16. A cell or organism according to claim 15 wherein said desired isoprenoid comprises any of the carotenoids, vitamin E, Bl or B6, chlorophylls, phenylquincr.es, or diterpenes.

17. A method of identifying a compound which modulates isoprenoid activity or expression said method comprising contacting said compound to be tested with a molecule which is a component of the mevalonate independent IPP biosynthetic pathway and which molecule undergoes a reaction catalysed by DXPS activity in the presence of an appropriate reactant, in the presence of DXPS or a functional equivalent thereof and monitoring the yield of a product of the reaction when compared to the same reaction performed in the absence of the compound to be tested.
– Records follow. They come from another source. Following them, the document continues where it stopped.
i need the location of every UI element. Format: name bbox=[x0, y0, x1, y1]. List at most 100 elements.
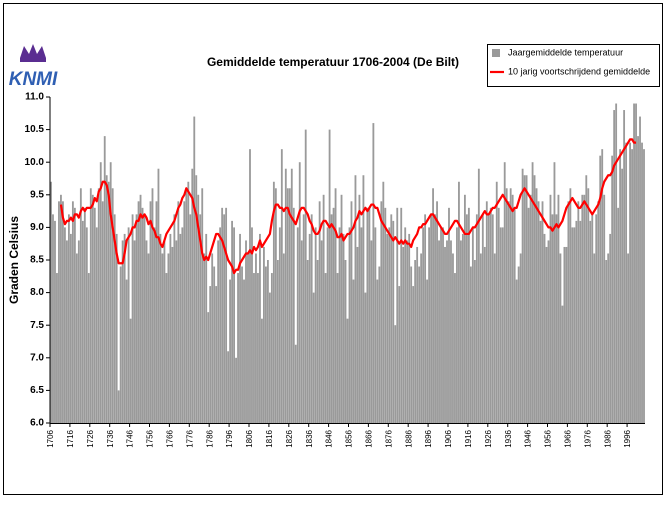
bar bbox=[356, 246, 359, 423]
bar bbox=[292, 207, 295, 423]
bar bbox=[418, 266, 421, 423]
bar bbox=[131, 214, 134, 423]
bar bbox=[177, 201, 180, 423]
x-tick-label: 1726 bbox=[86, 429, 95, 447]
bar bbox=[549, 194, 552, 423]
bar bbox=[591, 214, 594, 423]
x-tick-label: 1976 bbox=[583, 429, 592, 447]
x-tick-label: 1766 bbox=[166, 429, 175, 447]
bar bbox=[54, 220, 56, 423]
bar bbox=[207, 312, 210, 423]
bar bbox=[209, 286, 212, 423]
bar bbox=[633, 103, 635, 424]
bar bbox=[358, 194, 361, 423]
bar bbox=[368, 207, 371, 423]
bar bbox=[493, 253, 496, 423]
bar bbox=[181, 227, 184, 423]
bar bbox=[89, 188, 92, 423]
bar bbox=[282, 253, 285, 423]
bar bbox=[430, 214, 432, 423]
bar bbox=[280, 149, 283, 423]
x-tick-label: 1756 bbox=[146, 429, 155, 447]
bar bbox=[173, 214, 176, 423]
bar bbox=[412, 286, 415, 423]
bar bbox=[107, 181, 110, 423]
bar bbox=[290, 168, 293, 423]
bar bbox=[511, 194, 514, 423]
bar bbox=[621, 168, 624, 423]
bar bbox=[479, 253, 482, 423]
bar bbox=[625, 142, 628, 423]
bar bbox=[229, 279, 232, 423]
x-tick-label: 1806 bbox=[245, 429, 254, 447]
moving-average-line bbox=[59, 138, 637, 275]
y-tick-label: 6.0 bbox=[30, 418, 44, 429]
bar bbox=[109, 162, 112, 423]
bar bbox=[268, 292, 271, 423]
bar bbox=[233, 227, 235, 423]
bar bbox=[501, 227, 504, 423]
bar bbox=[491, 214, 494, 423]
bar bbox=[79, 188, 82, 423]
bar bbox=[635, 103, 637, 424]
y-tick-label: 10.0 bbox=[25, 157, 45, 168]
bar bbox=[406, 240, 409, 423]
bar bbox=[420, 253, 423, 423]
bar bbox=[344, 260, 347, 423]
bar bbox=[111, 188, 114, 423]
x-tick-label: 1916 bbox=[464, 429, 473, 447]
bar bbox=[509, 188, 512, 423]
y-tick-label: 9.0 bbox=[30, 222, 44, 233]
bar bbox=[370, 240, 373, 423]
bar bbox=[485, 201, 488, 423]
bar bbox=[503, 162, 506, 423]
bar bbox=[151, 188, 154, 423]
y-tick-label: 10.5 bbox=[25, 124, 45, 135]
legend-swatch bbox=[492, 49, 500, 57]
bar bbox=[201, 188, 204, 423]
bar bbox=[408, 233, 411, 423]
x-tick-label: 1866 bbox=[364, 429, 373, 447]
bar bbox=[483, 246, 486, 423]
bar bbox=[185, 188, 188, 423]
bar bbox=[573, 227, 576, 423]
bar bbox=[264, 266, 267, 423]
bar bbox=[537, 201, 540, 423]
bar bbox=[328, 129, 331, 423]
bar bbox=[342, 233, 345, 423]
bar bbox=[149, 201, 152, 423]
bar bbox=[298, 162, 301, 423]
bar bbox=[340, 194, 343, 423]
y-tick-label: 9.5 bbox=[30, 189, 44, 200]
x-tick-label: 1886 bbox=[404, 429, 413, 447]
bar bbox=[557, 194, 560, 423]
bar bbox=[465, 214, 468, 423]
x-tick-label: 1956 bbox=[544, 429, 553, 447]
x-tick-label: 1796 bbox=[225, 429, 234, 447]
bar bbox=[601, 149, 604, 423]
bar bbox=[585, 175, 588, 423]
bar bbox=[376, 279, 379, 423]
bar bbox=[147, 253, 150, 423]
bar bbox=[519, 253, 522, 423]
x-tick-label: 1746 bbox=[126, 429, 135, 447]
x-tick-label: 1706 bbox=[46, 429, 55, 447]
bar bbox=[565, 246, 568, 423]
bar bbox=[627, 253, 630, 423]
bar bbox=[137, 201, 140, 423]
x-tick-label: 1786 bbox=[205, 429, 214, 447]
bar bbox=[460, 240, 462, 423]
bar bbox=[505, 188, 508, 423]
bar bbox=[91, 194, 94, 423]
bar bbox=[390, 214, 393, 423]
bar bbox=[211, 253, 214, 423]
bar bbox=[121, 240, 124, 423]
bar bbox=[93, 207, 96, 423]
bar bbox=[306, 260, 309, 423]
bar bbox=[261, 318, 263, 423]
bar bbox=[396, 207, 399, 423]
bar bbox=[197, 194, 200, 423]
bar bbox=[372, 123, 375, 423]
bar bbox=[195, 175, 198, 423]
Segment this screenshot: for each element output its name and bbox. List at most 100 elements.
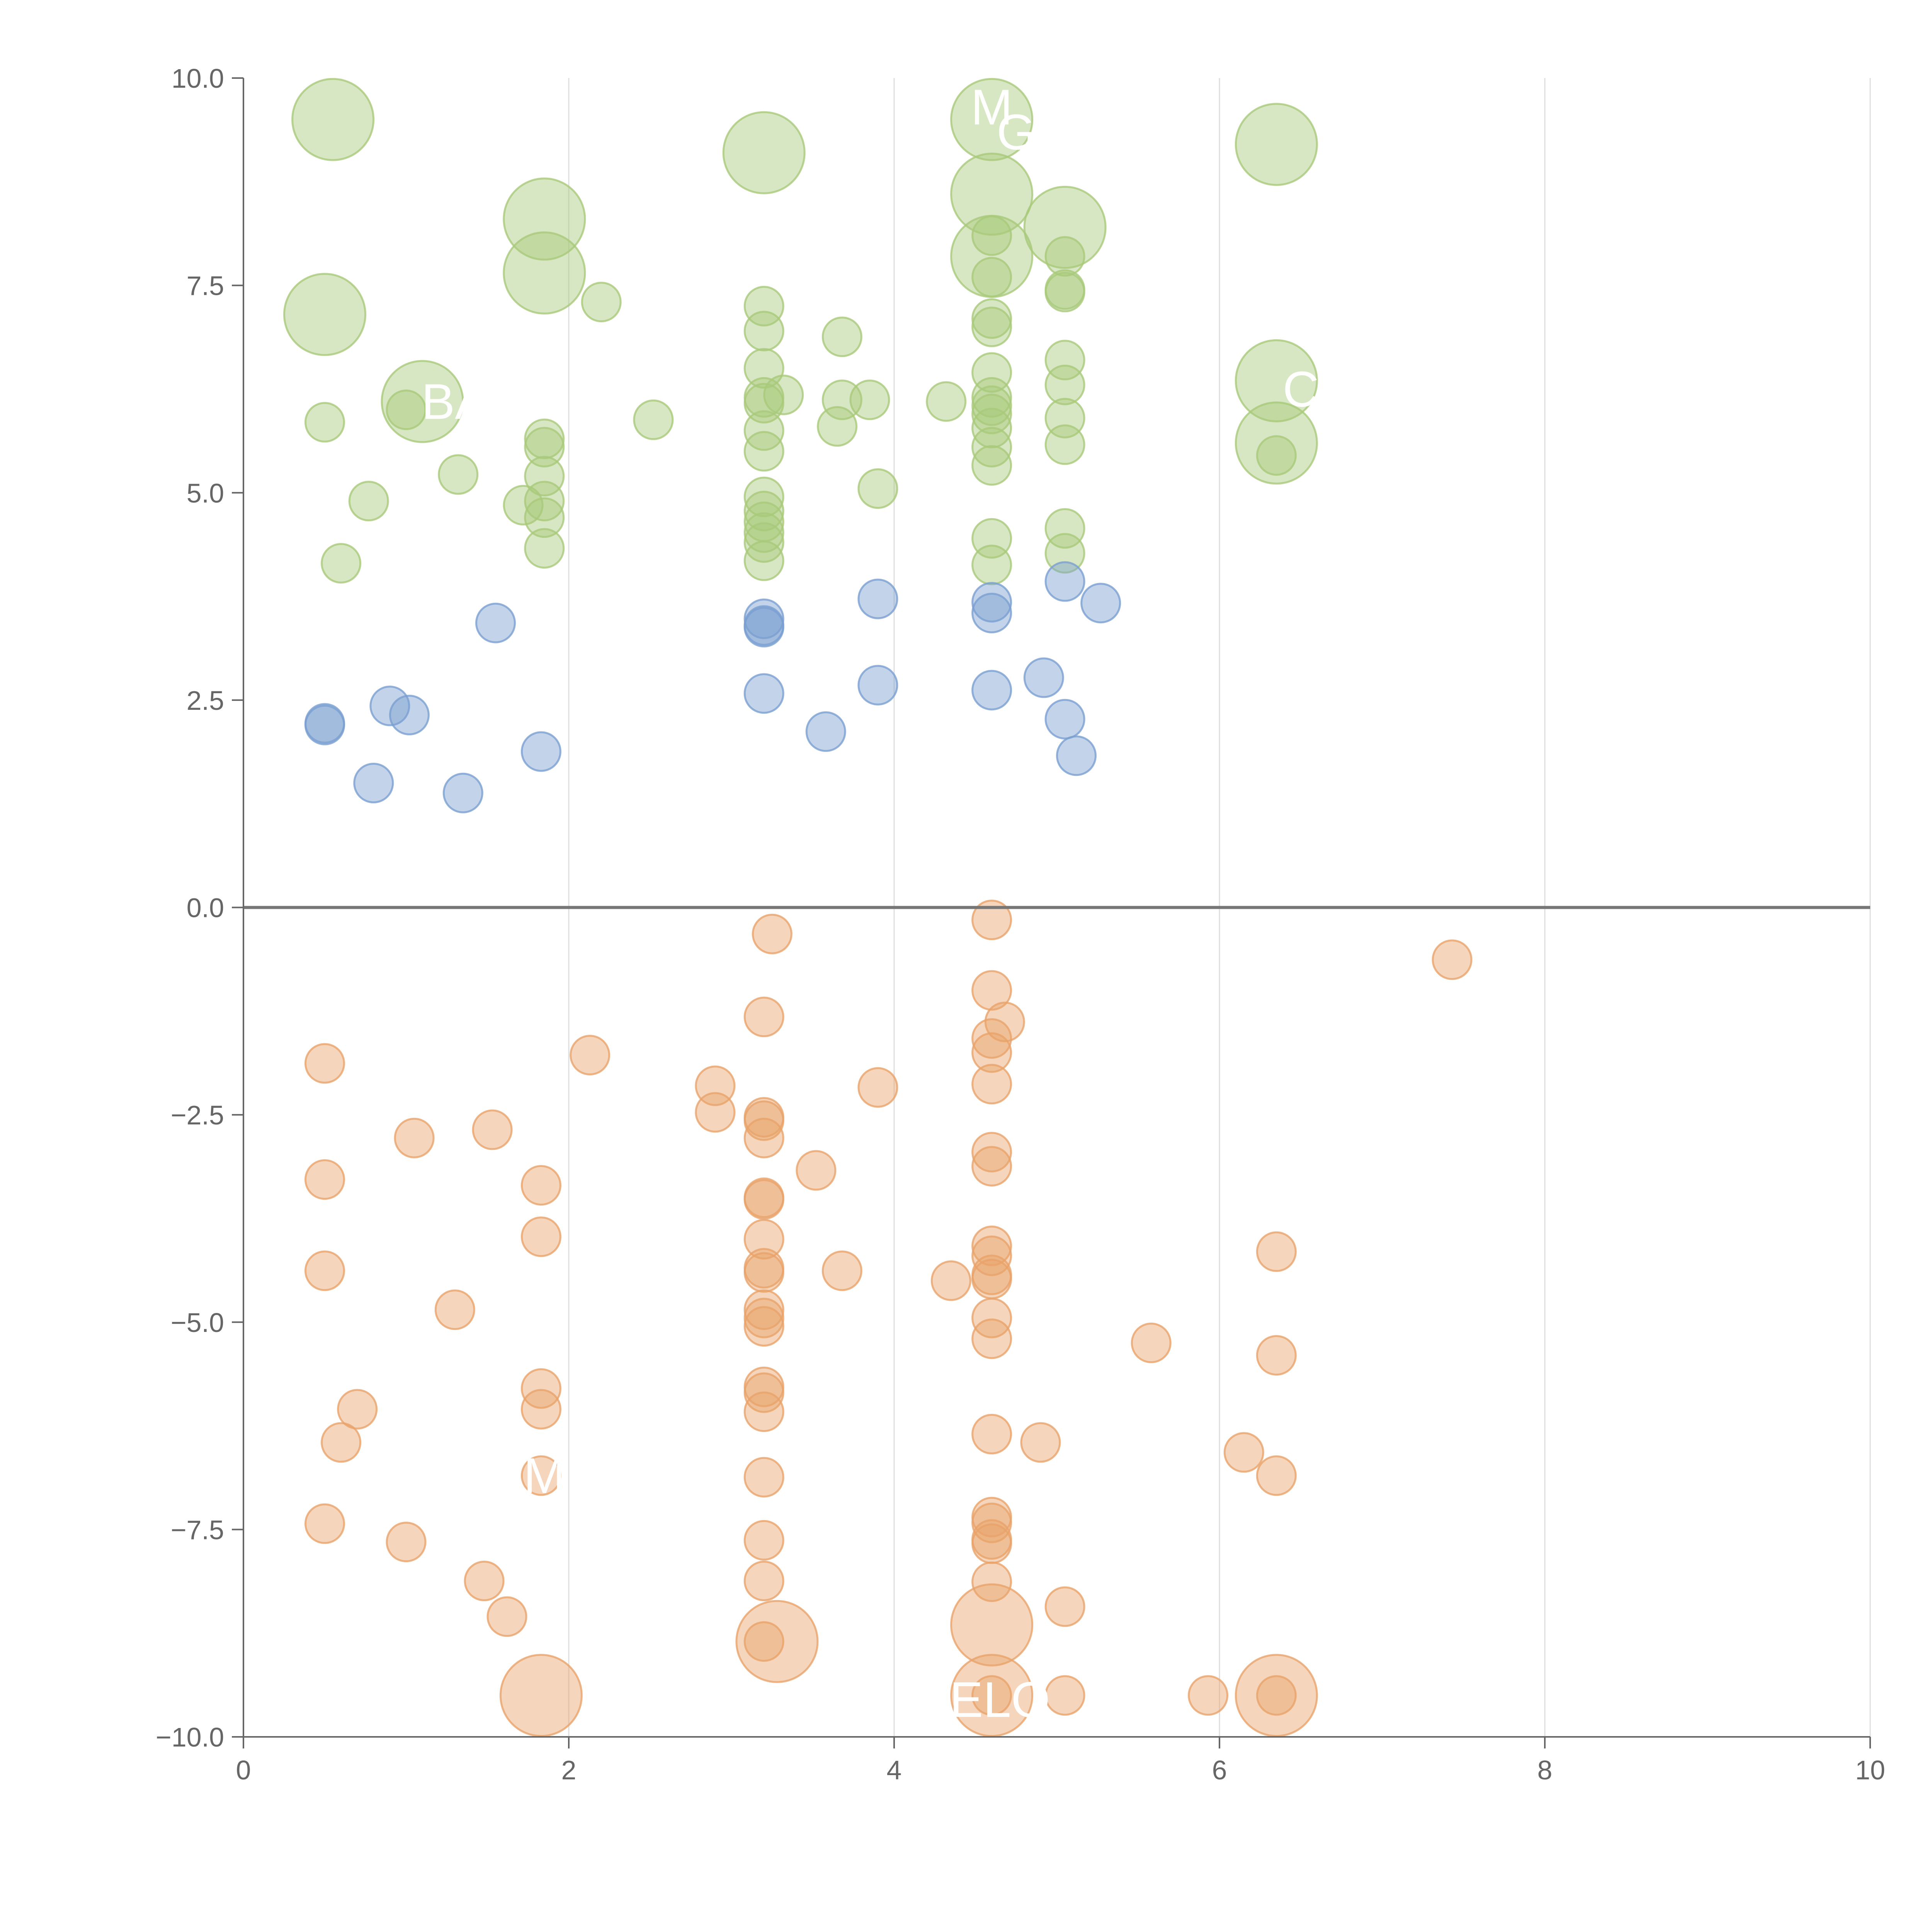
blue-bubble bbox=[369, 685, 410, 726]
y-tick-label: −7.5 bbox=[171, 1515, 224, 1545]
y-tick-label: 7.5 bbox=[187, 271, 224, 301]
orange-bubble bbox=[394, 1117, 435, 1158]
bubble-annotation-label: G bbox=[997, 104, 1036, 160]
blue-bubble bbox=[971, 670, 1012, 711]
blue-bubble bbox=[389, 695, 430, 735]
orange-bubble bbox=[1020, 1422, 1061, 1463]
green-bubble bbox=[743, 540, 784, 581]
green-bubble bbox=[1023, 185, 1107, 269]
green-bubble bbox=[291, 78, 375, 161]
orange-bubble bbox=[984, 1002, 1025, 1043]
x-tick-label: 4 bbox=[887, 1755, 902, 1785]
bubble-annotation-label: M bbox=[524, 1447, 565, 1504]
green-bubble bbox=[1256, 435, 1297, 476]
orange-bubble bbox=[971, 970, 1012, 1011]
green-bubble bbox=[1044, 424, 1085, 465]
orange-bubble bbox=[386, 1522, 427, 1563]
green-bubble bbox=[743, 311, 784, 352]
green-bubble bbox=[743, 522, 784, 563]
orange-bubble bbox=[971, 1018, 1012, 1059]
green-bubble bbox=[971, 445, 1012, 486]
orange-bubble bbox=[743, 1100, 784, 1141]
green-bubble bbox=[524, 427, 565, 468]
orange-bubble bbox=[520, 1216, 561, 1257]
orange-bubble bbox=[304, 1503, 345, 1544]
blue-bubble bbox=[1044, 561, 1085, 602]
blue-bubble bbox=[1056, 735, 1097, 776]
orange-bubble bbox=[520, 1368, 561, 1409]
orange-bubble bbox=[971, 1032, 1012, 1073]
green-bubble bbox=[503, 177, 586, 261]
orange-bubble bbox=[304, 1043, 345, 1084]
orange-bubble bbox=[950, 1583, 1034, 1667]
orange-bubble bbox=[1432, 939, 1473, 980]
orange-bubble bbox=[520, 1455, 561, 1496]
orange-bubble bbox=[752, 913, 793, 954]
blue-bubble bbox=[1023, 657, 1064, 698]
orange-bubble bbox=[321, 1422, 362, 1463]
green-bubble bbox=[524, 528, 565, 569]
orange-bubble bbox=[520, 1165, 561, 1206]
green-bubble bbox=[821, 379, 862, 420]
green-bubble bbox=[503, 231, 586, 315]
orange-bubble bbox=[1256, 1335, 1297, 1376]
orange-bubble bbox=[971, 1561, 1012, 1602]
green-bubble bbox=[1235, 401, 1318, 485]
green-bubble bbox=[971, 257, 1012, 298]
green-bubble bbox=[971, 427, 1012, 468]
orange-bubble bbox=[971, 1225, 1012, 1266]
blue-bubble bbox=[442, 772, 483, 813]
orange-bubble bbox=[472, 1109, 513, 1150]
blue-bubble bbox=[475, 602, 516, 643]
green-bubble bbox=[971, 393, 1012, 434]
blue-bubble bbox=[743, 607, 784, 648]
orange-bubble bbox=[743, 1289, 784, 1330]
green-bubble bbox=[971, 298, 1012, 339]
orange-bubble bbox=[743, 1117, 784, 1158]
orange-bubble bbox=[337, 1389, 378, 1430]
orange-bubble bbox=[743, 1561, 784, 1601]
orange-bubble bbox=[971, 1675, 1012, 1716]
green-bubble bbox=[321, 543, 362, 584]
orange-bubble bbox=[821, 1250, 862, 1291]
green-bubble bbox=[304, 402, 345, 443]
x-tick-label: 0 bbox=[236, 1755, 251, 1785]
orange-bubble bbox=[1256, 1455, 1297, 1496]
blue-bubble bbox=[971, 582, 1012, 623]
bubble-annotation-label: BA bbox=[422, 373, 489, 430]
orange-bubble bbox=[743, 1179, 784, 1220]
orange-bubble bbox=[1256, 1231, 1297, 1272]
green-bubble bbox=[950, 153, 1034, 236]
blue-bubble bbox=[805, 711, 846, 752]
green-bubble bbox=[1044, 236, 1085, 277]
green-bubble bbox=[971, 215, 1012, 256]
blue-bubble bbox=[304, 704, 345, 745]
orange-bubble bbox=[464, 1561, 505, 1601]
green-bubble bbox=[926, 381, 967, 422]
x-tick-label: 6 bbox=[1212, 1755, 1227, 1785]
orange-bubble bbox=[304, 1159, 345, 1200]
green-bubble bbox=[1235, 103, 1318, 186]
orange-bubble bbox=[743, 1219, 784, 1260]
x-tick-label: 2 bbox=[561, 1755, 577, 1785]
bubble-annotation-label: M bbox=[971, 79, 1012, 135]
orange-bubble bbox=[971, 1064, 1012, 1105]
green-bubble bbox=[971, 306, 1012, 347]
green-bubble bbox=[821, 316, 862, 357]
orange-bubble bbox=[1235, 1654, 1318, 1737]
green-bubble bbox=[722, 111, 806, 194]
orange-bubble bbox=[520, 1389, 561, 1430]
y-tick-label: −10.0 bbox=[156, 1722, 224, 1752]
y-tick-label: 0.0 bbox=[187, 893, 224, 923]
green-bubble bbox=[348, 481, 389, 522]
green-bubble bbox=[857, 468, 898, 509]
green-bubble bbox=[283, 273, 366, 356]
green-bubble bbox=[386, 389, 427, 430]
blue-bubble bbox=[353, 763, 394, 803]
green-bubble bbox=[743, 476, 784, 517]
orange-bubble bbox=[743, 1298, 784, 1338]
orange-bubble bbox=[857, 1067, 898, 1108]
green-bubble bbox=[524, 497, 565, 538]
18. A method according to claim 17 wherein said molecule comprises pyruvate and said appropriate reactant comprises glyceraldehyde-3-phosphate or vice versa .

19. A compound identified as a modulator of isoprenoid activity or expression according to the method of claim 17 or 18.

20. A compound according to claim 19 which comprises an inhibitor of DXPS or a functional equivalent of DXPS.

21. A compound according to claim 20 for use as a medicament or as a herbicide.

22. Use of a compound according to claim 20 in the preparation of a medicament to treat bacterial associated disease.

23. A pharmaceutical composition comprising a compound according to claim 20 together with a pharmaceutically acceptable carrier, diluent or excipient therefor.

24. A herbicidal composition comprising a compound according to claim 20.

25. A transgenic cell, tissue or organism having a mevalonate independent IPP biosynthetic pathway which cell, tissue or organism comprises at least one transgene capable of expressing DXPS or a functional equivalent, derivative or bioprecursor thereof.

26. A transgenic cell, tissue or organism according to claim 25, which comprises at least one additional copy of any of the nucleic acid sequences identified in Figure 3, or the complement thereof.

27. A transgenic cell, tissue or organism according to claim 25 or 26, further comprising a transgene capable of expressing one or more polypeptides capable of producing a desired isoprenoid, or a functional equivalent, derivative or bioprecursor thereof.

28. A transgenic cell, tissue or organism according to any of claims 25 to 27, wherein said organism is a plant.

29. A transgenic cell tissue or organism according to claim 28, wherein said plant is of the Lycopersicon spp.

30. Progeny of the organism according to any of claims 25 to 29.

31. A transformed plant comprising a transgene capable of expressing DXPS from E. coli having the sequence according to Figure 8 and which plant comprises a higher level of isoprenoid than an untransformed plant.

32. A transformed plant according to claim 31 comprising any of constructs pVB6_TSEC_LML or pVB6_35S_TSEC-LML illustrated in Figures 6 and 7.

33. A transformed plant according to claim 31 or 32 wherein said plant is a tomato plant.

34. A tomato fruit produced by a plant according to claim 33.

35. A seed produced by a plant according to claim 33.